もう1人の少女が、頷いた。同じ車両に乗っている同世代の若者達が、みんな明るく、はしゃいでいる中、彼女達の雰囲気は、やや異質だった。


やがて、列車が駅に到着。若者達の降車の波の中に、彼女達もいた。改札を出ると、道路一本挟んで、砂浜と海岸が広がり、既に楽しそうな別の大勢の若者達の姿が、そこにはあった。


「いよいよ来たね。」


その綾瀬怜奈(あやせれな)の言葉に


「うん。」


雨宮鈴(あまみやすず)は、さっきと同じように、短く頷く。


「行こう。」


「うん。」


鈴と怜奈は、同じ女子高に通う2年生。心弾むはずの海水浴場を目の前に、彼女達が、なぜこんなにぎこちないのか、それには理由がある。

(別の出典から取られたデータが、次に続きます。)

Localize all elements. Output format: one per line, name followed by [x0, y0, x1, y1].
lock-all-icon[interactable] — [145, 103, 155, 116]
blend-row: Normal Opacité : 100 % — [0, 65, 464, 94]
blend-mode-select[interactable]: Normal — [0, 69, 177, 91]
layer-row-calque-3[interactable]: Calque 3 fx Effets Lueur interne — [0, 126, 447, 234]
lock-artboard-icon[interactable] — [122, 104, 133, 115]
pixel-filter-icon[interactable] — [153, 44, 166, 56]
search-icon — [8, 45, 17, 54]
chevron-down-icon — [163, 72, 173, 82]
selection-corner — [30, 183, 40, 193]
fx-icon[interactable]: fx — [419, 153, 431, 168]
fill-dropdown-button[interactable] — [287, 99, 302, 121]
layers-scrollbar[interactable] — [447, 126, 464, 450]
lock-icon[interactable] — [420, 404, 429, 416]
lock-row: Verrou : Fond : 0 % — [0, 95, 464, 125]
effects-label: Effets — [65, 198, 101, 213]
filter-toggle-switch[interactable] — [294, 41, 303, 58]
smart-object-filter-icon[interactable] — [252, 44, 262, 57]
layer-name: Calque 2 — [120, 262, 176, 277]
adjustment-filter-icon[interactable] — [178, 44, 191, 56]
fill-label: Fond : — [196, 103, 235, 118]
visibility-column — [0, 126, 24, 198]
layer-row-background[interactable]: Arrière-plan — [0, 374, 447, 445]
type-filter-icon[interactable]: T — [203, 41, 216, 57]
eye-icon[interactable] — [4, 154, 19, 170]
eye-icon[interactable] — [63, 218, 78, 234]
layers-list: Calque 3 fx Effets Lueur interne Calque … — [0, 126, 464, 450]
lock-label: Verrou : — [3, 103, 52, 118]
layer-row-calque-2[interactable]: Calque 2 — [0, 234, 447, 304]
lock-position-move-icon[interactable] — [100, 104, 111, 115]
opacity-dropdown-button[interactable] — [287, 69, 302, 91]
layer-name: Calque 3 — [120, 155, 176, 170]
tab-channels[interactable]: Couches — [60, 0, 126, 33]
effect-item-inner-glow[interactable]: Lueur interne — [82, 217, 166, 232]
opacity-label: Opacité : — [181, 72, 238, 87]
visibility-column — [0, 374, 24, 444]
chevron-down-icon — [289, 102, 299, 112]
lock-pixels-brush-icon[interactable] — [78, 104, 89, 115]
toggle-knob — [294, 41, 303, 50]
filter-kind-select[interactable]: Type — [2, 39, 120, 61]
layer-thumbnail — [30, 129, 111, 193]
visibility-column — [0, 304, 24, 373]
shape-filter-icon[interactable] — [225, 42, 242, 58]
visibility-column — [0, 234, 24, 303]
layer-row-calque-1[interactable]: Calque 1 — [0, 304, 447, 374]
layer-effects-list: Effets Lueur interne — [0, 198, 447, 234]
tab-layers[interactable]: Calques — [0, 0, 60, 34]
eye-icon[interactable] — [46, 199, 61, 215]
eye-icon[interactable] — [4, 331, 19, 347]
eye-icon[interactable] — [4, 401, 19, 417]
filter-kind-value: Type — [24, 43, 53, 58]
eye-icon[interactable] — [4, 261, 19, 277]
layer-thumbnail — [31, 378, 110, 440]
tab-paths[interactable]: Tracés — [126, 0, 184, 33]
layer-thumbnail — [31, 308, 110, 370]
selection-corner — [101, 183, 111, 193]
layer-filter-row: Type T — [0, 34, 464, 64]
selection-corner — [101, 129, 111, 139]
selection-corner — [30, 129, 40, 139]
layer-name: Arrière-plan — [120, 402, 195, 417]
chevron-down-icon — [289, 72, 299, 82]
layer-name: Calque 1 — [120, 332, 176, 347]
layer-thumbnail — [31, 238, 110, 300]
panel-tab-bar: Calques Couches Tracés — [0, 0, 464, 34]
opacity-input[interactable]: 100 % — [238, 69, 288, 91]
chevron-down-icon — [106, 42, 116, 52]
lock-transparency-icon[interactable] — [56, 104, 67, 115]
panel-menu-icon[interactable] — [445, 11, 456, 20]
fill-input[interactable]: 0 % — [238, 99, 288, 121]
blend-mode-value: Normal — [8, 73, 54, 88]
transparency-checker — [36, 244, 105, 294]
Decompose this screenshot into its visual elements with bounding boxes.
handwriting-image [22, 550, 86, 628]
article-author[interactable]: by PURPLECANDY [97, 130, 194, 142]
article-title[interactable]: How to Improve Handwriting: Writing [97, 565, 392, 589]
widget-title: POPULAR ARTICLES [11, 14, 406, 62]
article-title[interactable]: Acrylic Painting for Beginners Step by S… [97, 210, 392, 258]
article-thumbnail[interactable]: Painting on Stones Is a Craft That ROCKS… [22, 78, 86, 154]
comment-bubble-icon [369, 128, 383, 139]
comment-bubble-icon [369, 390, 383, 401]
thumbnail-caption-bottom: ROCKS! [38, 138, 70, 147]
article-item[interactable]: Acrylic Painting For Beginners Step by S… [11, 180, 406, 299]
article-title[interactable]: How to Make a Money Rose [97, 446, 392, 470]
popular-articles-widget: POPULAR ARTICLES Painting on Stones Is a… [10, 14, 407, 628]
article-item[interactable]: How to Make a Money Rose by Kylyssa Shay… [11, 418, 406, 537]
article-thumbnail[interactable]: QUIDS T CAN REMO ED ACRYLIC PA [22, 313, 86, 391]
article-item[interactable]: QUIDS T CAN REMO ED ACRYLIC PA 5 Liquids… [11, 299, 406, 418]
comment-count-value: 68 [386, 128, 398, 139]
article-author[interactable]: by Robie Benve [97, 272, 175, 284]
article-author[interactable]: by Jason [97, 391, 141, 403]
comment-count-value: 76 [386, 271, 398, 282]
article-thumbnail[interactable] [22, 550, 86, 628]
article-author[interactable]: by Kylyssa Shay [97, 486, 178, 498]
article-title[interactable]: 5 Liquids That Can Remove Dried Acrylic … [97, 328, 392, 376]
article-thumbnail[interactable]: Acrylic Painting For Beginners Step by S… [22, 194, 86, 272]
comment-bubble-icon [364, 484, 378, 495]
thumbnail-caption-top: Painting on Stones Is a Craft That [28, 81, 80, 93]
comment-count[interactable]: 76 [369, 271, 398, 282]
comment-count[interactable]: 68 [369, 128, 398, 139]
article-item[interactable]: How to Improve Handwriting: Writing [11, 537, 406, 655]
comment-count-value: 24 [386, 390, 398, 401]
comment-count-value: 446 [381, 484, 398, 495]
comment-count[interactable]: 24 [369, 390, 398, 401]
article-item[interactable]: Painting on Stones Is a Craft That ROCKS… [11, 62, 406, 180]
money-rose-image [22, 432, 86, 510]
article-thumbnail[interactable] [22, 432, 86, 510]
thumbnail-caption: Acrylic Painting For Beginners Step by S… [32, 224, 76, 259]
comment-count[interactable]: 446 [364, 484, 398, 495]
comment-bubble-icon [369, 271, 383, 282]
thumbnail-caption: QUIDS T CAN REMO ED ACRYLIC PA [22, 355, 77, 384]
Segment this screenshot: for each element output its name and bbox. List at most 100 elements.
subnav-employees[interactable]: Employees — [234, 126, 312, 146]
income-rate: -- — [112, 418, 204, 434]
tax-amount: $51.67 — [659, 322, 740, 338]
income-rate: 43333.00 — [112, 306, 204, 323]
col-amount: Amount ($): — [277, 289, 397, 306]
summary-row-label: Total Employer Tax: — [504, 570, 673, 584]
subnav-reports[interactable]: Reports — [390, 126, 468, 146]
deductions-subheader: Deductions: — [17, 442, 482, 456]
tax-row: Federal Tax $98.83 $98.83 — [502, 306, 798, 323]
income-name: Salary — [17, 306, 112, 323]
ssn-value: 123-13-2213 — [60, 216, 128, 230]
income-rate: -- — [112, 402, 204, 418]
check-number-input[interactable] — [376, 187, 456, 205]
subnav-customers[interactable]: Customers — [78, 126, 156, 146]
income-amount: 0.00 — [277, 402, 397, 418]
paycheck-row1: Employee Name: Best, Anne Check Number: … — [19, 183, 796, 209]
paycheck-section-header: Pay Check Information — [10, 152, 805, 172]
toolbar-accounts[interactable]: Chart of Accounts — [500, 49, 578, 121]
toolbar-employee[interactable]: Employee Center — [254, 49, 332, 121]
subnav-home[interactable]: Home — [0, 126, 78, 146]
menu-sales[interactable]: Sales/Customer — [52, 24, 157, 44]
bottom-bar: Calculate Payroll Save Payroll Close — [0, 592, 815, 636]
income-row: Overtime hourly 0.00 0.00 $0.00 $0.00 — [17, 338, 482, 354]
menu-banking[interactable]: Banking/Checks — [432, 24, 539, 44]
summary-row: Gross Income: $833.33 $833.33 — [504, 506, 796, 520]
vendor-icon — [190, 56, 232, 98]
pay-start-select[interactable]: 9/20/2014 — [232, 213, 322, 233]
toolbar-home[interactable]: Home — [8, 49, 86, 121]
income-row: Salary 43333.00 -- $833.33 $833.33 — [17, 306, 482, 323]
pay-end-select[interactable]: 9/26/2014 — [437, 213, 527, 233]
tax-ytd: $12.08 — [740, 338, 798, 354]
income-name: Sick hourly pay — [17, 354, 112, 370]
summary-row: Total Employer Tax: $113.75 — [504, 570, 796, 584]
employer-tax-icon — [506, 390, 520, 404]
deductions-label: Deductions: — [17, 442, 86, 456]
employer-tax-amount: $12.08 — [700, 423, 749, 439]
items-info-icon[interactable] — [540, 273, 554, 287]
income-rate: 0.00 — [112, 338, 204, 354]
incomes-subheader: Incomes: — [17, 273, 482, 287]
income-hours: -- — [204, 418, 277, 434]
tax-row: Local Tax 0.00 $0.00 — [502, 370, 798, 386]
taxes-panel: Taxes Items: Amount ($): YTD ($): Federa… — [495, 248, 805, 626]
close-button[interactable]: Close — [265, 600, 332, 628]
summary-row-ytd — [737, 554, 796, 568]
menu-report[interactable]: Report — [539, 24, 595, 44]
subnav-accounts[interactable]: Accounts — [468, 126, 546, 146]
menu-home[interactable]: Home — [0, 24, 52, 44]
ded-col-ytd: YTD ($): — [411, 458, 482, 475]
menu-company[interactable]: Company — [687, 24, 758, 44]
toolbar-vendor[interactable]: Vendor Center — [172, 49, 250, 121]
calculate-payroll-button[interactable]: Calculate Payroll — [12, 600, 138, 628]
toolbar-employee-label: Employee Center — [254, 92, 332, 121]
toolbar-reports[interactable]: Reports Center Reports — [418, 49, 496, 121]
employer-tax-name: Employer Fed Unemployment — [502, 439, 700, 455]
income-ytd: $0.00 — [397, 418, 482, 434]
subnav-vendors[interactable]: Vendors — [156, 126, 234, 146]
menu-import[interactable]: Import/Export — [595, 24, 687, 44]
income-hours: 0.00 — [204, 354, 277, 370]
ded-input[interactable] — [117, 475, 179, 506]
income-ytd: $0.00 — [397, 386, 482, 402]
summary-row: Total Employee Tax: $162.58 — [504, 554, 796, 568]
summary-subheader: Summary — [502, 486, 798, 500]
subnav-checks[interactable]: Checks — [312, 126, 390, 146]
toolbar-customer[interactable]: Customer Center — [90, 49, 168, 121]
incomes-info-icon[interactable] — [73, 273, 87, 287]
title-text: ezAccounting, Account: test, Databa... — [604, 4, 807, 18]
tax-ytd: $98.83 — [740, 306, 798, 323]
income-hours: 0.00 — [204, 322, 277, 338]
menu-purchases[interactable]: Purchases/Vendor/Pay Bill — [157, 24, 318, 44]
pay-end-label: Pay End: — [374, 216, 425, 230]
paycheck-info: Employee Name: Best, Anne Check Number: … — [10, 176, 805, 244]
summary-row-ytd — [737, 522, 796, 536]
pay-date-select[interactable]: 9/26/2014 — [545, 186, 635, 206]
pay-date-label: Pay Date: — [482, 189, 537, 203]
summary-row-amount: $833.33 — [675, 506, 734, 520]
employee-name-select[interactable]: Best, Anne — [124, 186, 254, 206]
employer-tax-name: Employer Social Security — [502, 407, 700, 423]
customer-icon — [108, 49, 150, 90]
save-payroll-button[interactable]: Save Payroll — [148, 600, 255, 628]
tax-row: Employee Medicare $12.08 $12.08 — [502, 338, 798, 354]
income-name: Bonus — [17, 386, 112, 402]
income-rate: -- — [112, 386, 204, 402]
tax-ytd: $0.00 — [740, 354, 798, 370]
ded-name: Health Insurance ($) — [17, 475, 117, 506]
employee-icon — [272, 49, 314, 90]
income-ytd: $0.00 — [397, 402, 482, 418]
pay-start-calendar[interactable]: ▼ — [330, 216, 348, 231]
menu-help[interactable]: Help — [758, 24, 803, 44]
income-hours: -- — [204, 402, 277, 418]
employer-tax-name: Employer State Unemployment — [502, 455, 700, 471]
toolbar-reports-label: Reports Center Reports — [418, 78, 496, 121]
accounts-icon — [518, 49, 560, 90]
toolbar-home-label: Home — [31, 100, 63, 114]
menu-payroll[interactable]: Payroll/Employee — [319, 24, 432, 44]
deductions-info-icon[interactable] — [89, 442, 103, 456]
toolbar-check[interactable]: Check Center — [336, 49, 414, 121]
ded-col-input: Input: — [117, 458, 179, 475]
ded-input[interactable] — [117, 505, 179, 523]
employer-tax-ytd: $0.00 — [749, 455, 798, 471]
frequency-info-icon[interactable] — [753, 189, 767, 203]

横断歩道を渡り、目についた海の家に向かう。所定の料金を支払い、更衣室を借りる。そして、着替え・・・。


「鈴、着替えた?」


「うん。」


「じゃ、行くよ。」


「うん。」


促された鈴は、おずおずと怜奈の前に立った。


「やっぱり、似合ってない、かな?」


「そんなことないよ。可愛いよ、鈴。」


「そう・・・。でも、派手だったかな?」


「そんなことない・・・と思うよ。」


必死になって、問い掛けてくる鈴に、怜奈も自信なさげに答える。


そんな会話を交わしながら、2人はやはり、おずおずとビーチに出た。


「凄いね・・・。」


「何が?」


「露出が・・・。」


「そりゃ、水着だからね。」


「でも、ビキニばっかりじゃないよ。」


「そう、だね・・・。」


「私達、騙されたのかな?」


「そんなことない・・・と思うけど・・・。」


そんな会話を交わしながら、そそくさとTシャツを着込もうとする鈴の手を


「取り敢えず、海に入ろうよ。」


と意を決したように言った怜奈が引っ張る。


「あ、怜奈、ちょっと待って。」


鈴が慌てた声を出すけど、このままでは埒が明かないと見た怜奈は、構わず歩き出した。